Eighteen years ago, my son Danny taught me everything I needed to know about customer journeys.
At just three years old, Danny wasn’t a verbose child. So when he talked, we paid special attention. One night when we put him to bed, he put his hands over his crotch and simply said, “Hurts.”
If you’ve ever had a 3-year-old, you can understand how we felt. We called the nurse line, who instructed us to take him to the emergency room right away. Panicked, we grabbed the diaper bag and headed to the nearest hospital that took our insurance.
As we got there, they instructed us to fill out the paperwork, then rushed us back to another waiting room. But this one was dark and abandoned – just one light in the corner. The staff person asked us to wait there until they could find a doctor. So we sat down, and I held Danny in my arms, whimpering. And we proceeded to wait.
After a half-hour, I was frustrated beyond belief. Anxious, scared. So I went to find some help. Eventually, I was told to go back, as they were still looking for a doctor. So I went back, and we continued to wait.
Finally, after an hour in the hospital (which felt much longer), the original staff person came back and said, “We think you should take your son to Children’s Hospital.”
Of course we agreed. And so we headed to another hospital.
As we got there, we were met at the entry by a staff person who was expecting us (we’d called ahead). She welcomed us, and told us that they had a room ready for Danny, but they needed one of us to fill out the paperwork. So I sent my wife Sue in, and filled out the paperwork. Once done, I rushed into the room, and what did I see?
Danny was sitting on Sue’s lap, and she was reading him a story. (Why didn’t we read a story in the first hospital? We were in such a hurry that we forgot to bring them.) The nurse brought me a cup of water, and told me the doctor was in surgery, and it would be at least an hour before he could be there.
We waited, and it was actually just a bit over an hour. Finally, the doctor came over to examine Danny.
Before getting to the punch line, let’s look at each of these hospitals. Both were focused on solving the problem of a shortage of doctors. The difference is that this is all the first hospital focused on. Children’s Hospital was also managing the problem of doctor availability – but also anticipated our needs, and helped to calm an anxious couple.

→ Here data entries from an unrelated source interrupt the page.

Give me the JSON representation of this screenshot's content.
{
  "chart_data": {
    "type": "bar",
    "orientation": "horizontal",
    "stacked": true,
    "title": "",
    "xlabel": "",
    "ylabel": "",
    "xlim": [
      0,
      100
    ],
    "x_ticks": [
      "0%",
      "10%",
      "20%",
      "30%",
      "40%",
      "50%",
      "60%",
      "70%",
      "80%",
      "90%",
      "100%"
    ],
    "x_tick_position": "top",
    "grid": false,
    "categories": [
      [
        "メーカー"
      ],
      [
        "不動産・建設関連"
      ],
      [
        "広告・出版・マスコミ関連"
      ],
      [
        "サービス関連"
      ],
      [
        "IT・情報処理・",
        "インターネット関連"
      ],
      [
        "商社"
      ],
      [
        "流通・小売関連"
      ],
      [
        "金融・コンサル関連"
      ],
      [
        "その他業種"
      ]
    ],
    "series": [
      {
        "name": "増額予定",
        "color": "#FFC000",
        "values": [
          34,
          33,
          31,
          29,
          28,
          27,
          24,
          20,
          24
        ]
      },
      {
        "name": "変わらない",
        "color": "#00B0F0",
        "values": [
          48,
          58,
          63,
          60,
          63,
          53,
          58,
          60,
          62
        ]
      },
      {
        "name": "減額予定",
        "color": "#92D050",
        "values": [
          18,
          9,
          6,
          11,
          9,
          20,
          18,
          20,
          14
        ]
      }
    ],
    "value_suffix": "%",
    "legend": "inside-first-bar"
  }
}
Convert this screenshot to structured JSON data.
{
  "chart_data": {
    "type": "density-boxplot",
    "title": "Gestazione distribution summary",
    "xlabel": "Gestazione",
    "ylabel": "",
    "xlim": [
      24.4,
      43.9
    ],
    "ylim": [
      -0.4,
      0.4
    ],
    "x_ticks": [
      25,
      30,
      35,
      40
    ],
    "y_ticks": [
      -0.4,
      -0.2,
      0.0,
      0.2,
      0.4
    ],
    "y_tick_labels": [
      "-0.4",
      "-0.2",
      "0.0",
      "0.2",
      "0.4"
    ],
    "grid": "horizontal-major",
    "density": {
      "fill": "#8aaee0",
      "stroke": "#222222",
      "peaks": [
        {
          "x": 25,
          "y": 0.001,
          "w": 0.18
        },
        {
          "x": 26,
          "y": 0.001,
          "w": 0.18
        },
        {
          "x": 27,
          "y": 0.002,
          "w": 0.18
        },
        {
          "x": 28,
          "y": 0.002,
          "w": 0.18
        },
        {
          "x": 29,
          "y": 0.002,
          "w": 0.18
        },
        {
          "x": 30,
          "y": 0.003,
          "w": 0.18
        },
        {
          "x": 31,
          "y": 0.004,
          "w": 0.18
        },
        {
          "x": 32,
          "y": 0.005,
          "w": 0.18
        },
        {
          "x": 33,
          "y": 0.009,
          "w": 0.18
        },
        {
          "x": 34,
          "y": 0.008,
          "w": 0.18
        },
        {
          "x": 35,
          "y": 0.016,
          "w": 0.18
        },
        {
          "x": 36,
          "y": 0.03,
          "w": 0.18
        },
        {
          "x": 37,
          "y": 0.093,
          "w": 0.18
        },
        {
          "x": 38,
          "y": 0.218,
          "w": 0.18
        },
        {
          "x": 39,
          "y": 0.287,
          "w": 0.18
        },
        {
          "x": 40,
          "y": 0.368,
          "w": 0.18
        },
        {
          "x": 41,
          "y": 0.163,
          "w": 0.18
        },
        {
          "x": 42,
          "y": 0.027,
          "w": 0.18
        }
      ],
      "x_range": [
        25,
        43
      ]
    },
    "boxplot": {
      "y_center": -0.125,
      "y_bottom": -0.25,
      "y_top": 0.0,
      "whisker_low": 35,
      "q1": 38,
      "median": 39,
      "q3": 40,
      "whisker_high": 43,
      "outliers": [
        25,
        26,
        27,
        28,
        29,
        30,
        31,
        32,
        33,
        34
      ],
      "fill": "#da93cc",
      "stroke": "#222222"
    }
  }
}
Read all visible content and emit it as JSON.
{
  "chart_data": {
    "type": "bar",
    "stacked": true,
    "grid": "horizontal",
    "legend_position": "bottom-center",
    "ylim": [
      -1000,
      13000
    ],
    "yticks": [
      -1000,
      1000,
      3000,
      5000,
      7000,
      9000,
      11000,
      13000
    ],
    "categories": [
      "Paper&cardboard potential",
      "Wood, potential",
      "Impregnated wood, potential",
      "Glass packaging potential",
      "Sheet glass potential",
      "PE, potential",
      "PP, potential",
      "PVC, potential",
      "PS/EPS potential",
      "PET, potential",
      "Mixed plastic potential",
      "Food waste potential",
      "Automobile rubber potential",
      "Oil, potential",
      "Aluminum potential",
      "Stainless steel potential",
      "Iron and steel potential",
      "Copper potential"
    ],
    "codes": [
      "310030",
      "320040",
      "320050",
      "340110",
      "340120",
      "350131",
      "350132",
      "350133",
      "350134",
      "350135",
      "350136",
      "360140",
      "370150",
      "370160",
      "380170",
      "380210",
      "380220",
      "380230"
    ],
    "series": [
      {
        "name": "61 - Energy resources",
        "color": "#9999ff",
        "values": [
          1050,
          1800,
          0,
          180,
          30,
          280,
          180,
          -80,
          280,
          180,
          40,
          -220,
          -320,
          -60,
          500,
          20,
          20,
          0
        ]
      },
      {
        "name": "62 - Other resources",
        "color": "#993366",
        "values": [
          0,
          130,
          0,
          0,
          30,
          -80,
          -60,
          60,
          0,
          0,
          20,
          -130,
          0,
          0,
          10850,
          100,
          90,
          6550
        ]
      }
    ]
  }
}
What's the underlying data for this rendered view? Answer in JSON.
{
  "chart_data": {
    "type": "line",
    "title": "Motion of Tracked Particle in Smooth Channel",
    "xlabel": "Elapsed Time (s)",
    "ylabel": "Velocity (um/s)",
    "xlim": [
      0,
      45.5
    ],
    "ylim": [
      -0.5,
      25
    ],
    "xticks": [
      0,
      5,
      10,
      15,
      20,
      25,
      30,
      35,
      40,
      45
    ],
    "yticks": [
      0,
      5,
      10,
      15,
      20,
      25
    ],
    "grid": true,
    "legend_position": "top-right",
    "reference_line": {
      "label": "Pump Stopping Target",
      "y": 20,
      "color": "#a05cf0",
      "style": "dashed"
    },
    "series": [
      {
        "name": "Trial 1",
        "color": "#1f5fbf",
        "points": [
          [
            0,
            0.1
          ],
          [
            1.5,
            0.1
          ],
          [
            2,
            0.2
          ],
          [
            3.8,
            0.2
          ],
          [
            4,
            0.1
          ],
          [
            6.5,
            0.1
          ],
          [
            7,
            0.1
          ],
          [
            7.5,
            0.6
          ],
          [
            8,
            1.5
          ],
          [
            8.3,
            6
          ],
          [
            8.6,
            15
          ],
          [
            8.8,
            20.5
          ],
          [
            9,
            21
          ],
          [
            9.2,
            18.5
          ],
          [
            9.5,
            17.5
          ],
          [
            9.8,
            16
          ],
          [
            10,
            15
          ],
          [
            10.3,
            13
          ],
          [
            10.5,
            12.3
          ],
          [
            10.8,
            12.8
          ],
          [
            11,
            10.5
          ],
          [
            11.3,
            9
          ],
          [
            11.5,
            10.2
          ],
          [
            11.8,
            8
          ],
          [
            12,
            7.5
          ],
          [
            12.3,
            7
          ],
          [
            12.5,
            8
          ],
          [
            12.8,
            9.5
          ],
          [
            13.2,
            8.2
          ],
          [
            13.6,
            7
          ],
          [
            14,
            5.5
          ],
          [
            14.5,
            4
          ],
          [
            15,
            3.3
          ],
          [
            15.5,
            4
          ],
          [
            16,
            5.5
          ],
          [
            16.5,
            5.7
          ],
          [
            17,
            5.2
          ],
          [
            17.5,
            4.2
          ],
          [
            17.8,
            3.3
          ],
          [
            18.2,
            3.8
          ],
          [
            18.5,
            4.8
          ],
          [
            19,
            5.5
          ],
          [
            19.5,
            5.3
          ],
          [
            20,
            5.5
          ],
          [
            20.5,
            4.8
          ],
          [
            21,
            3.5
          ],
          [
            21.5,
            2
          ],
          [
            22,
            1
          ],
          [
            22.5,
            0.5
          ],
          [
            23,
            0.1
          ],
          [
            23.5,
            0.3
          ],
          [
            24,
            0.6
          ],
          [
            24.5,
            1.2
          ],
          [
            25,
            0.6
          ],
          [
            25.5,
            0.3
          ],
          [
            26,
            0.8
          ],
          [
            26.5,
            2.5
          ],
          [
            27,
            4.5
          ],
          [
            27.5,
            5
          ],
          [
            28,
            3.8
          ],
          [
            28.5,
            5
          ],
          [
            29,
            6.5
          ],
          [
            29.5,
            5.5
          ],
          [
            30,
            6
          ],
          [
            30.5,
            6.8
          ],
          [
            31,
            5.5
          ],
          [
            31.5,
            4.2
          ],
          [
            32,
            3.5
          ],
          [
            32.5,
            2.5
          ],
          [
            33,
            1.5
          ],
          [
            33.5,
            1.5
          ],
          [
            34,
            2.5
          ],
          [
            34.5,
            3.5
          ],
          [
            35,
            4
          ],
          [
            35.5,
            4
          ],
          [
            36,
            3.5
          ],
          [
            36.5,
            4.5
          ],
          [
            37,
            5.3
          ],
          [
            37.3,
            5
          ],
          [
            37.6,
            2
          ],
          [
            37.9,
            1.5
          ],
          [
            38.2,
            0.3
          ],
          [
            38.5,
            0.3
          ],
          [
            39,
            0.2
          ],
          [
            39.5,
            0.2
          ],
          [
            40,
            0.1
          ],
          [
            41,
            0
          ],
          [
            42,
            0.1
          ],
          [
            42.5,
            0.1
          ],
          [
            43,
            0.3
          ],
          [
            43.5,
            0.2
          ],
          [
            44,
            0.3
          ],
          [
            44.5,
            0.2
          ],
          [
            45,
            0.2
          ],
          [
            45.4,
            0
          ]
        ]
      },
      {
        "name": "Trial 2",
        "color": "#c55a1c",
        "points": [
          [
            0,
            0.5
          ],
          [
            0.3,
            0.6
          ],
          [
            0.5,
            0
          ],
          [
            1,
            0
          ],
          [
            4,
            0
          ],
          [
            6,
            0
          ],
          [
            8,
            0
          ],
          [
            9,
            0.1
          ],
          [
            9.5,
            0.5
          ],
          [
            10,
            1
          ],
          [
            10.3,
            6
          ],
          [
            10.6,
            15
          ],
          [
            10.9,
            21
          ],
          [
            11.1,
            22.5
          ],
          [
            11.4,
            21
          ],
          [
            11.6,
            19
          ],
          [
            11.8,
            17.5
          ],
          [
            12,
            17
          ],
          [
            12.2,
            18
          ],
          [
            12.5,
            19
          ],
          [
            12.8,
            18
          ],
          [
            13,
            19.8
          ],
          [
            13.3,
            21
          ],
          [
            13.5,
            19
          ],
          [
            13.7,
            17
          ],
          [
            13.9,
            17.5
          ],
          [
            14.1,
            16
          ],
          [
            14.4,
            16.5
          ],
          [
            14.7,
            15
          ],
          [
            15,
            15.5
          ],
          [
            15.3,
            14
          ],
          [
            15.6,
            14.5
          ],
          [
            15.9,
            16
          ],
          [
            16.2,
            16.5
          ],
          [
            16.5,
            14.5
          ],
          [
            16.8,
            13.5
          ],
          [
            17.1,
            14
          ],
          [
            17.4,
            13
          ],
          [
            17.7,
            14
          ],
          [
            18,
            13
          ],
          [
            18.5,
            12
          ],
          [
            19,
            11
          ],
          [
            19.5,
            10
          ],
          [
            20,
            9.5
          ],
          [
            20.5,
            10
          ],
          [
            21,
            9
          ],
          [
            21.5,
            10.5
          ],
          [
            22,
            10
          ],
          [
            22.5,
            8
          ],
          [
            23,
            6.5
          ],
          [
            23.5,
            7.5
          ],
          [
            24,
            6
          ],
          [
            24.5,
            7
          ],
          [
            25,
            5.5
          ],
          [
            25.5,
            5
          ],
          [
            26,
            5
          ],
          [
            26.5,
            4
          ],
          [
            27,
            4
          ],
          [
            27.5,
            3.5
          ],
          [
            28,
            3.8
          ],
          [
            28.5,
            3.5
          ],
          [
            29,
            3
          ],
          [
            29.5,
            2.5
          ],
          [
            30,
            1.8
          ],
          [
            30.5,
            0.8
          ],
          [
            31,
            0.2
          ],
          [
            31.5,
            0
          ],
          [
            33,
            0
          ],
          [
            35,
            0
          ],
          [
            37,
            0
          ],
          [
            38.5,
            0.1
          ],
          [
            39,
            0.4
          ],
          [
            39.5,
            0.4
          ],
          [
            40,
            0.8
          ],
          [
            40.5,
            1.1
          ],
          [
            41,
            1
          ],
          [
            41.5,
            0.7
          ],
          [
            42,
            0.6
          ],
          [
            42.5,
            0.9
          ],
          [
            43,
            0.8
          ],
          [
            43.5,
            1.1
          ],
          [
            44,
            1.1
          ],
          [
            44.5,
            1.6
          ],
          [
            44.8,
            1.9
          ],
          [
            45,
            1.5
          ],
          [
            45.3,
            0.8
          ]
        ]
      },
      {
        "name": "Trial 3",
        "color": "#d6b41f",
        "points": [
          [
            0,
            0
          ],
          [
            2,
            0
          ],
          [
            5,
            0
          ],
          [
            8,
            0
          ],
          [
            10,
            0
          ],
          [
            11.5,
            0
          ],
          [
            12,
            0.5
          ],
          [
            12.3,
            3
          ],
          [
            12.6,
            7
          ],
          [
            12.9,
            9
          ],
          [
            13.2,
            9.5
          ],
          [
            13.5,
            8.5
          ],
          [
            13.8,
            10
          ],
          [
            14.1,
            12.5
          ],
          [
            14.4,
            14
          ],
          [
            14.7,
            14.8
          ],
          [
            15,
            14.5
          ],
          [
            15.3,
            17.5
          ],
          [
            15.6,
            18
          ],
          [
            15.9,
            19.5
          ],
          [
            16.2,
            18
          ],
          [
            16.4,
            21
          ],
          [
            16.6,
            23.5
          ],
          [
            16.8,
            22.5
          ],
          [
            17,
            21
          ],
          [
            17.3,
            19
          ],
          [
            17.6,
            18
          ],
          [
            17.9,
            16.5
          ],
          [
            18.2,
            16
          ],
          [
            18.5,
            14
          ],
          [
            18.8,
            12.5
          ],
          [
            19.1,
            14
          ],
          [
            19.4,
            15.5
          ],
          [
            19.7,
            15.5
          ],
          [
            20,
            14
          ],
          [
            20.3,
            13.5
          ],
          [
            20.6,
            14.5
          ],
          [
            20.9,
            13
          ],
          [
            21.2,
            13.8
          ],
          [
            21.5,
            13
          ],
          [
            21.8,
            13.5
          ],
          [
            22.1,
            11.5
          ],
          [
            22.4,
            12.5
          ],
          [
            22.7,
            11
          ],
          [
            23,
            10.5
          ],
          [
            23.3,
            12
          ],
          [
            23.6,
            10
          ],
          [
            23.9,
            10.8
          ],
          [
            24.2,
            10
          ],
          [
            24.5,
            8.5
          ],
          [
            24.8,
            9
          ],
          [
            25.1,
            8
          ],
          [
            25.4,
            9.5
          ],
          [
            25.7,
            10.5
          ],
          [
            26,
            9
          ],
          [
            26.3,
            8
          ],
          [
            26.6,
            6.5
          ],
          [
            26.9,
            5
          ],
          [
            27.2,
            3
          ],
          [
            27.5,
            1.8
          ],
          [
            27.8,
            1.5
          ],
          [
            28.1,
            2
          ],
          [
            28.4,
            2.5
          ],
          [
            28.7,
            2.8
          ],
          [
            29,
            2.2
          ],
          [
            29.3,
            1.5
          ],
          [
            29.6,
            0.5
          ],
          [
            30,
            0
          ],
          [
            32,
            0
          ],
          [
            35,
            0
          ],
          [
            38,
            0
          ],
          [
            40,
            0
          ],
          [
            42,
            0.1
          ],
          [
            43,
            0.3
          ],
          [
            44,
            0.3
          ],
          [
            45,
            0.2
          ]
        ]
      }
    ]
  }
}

While Children’s Hospital obviously works primarily with children, the first hospital has no shortage of kids. Obviously, Children’s had worked through the journey, and came up with plans to help ease a hurting child. But even though they aren’t exclusively focused on children, the first hospital still had child patients, so should have had books and other distractions. But they obviously hadn’t walked through the journey the way Children’s had.
Also, notice the role of the nurse at Children’s. Instead of leaving me guessing when a doctor would be available, she set my expectations so I knew how long I would have to wait. Waiting is one of the worst parts of any experience – but it’s far worse when you don’t know how long it will be.
Here’s the kicker. The doctor looked at Danny, and determined it was a temporary problem. No treatment was necessary.
So we have two hospitals. Neither solved my problem. The first hospital didn’t charge me – but the second one did!
In a rational world I would be mad at Children’s Hospital. But because they understood the journey and anticipated my needs, I rave about them 18 years later. Whereas you’ll notice I don’t even give the name of the first hospital, and we haven’t gone there since.
These same lessons have played out in multiple journeys – from health insurance to retail to health clubs. They don’t always have the same level of anxiety as that night in the dark waiting room. But every journey suffers from a lack of design, and the worst times can be made a bit better through a kind employee.
That’s why we do journey mapping.
So, your question: Are you leaving your customers in a dark room?